The collapse of Nord Stream 2 project, which Gazprom expected to use for gas deliveries bypassing Ukraine, forced Moscow to abandon these claims. In December 2019, faced with the need to conclude a new transit contract, Russian officials agreed not to consider the issue of DPR and LPR in the negotiations, in fact acknowledging that the financial burden for these supplies falls on Gazprom.
Now the Russian company has officially announced that it no longer supplies gas to unrecognized republics. In fact, however, the supply continues, but covertly, Kommersant reports, citing sources close to Gazprom.
Two schemes are possible, the sources claim. Deliveries can be arranged through a mediating company that is not afraid to be sanctioned because of its work with unrecognized republics. The most likely candidate is Gaz-Alliance which is controlled by a fugitive Ukrainian businessman Sergey Kurchenko, who was actively engaged in trade in petroleum products and coal in eastern Ukraine.

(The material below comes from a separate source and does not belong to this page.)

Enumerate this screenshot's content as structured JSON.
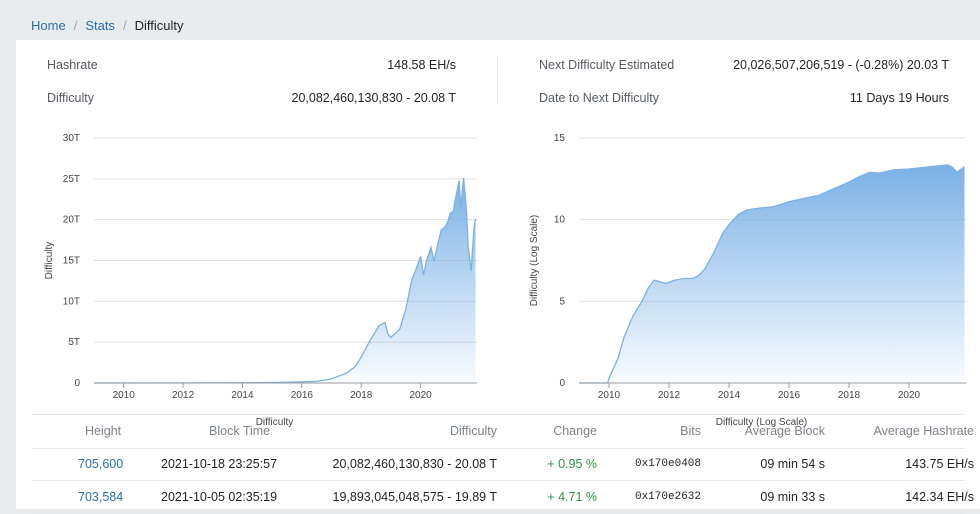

However, in this case, the intermediary company had to obtain a permit to export gas (by law only Gazprom can do it), which is unlikely.
Another option is that gas is simply written off for the technological needs of Gazprom's pipeline system. Gas consumption under this article is very high in the entire gas transport system. In 2019 it amounted to 38 billion cubic meters, in 2019 - 40.14 billion cubic meters. The needs of DPR and LPR will make up only 6-7% of these volumes - about 2.7 billion cubic meters last year.
A similar scheme is used for power supply to LPR and DPR from Russia: these "humanitarian supplies" are written off as technological losses of the Russian Federal Power Grid Company and are recouped when calculating tariffs for Russian consumers.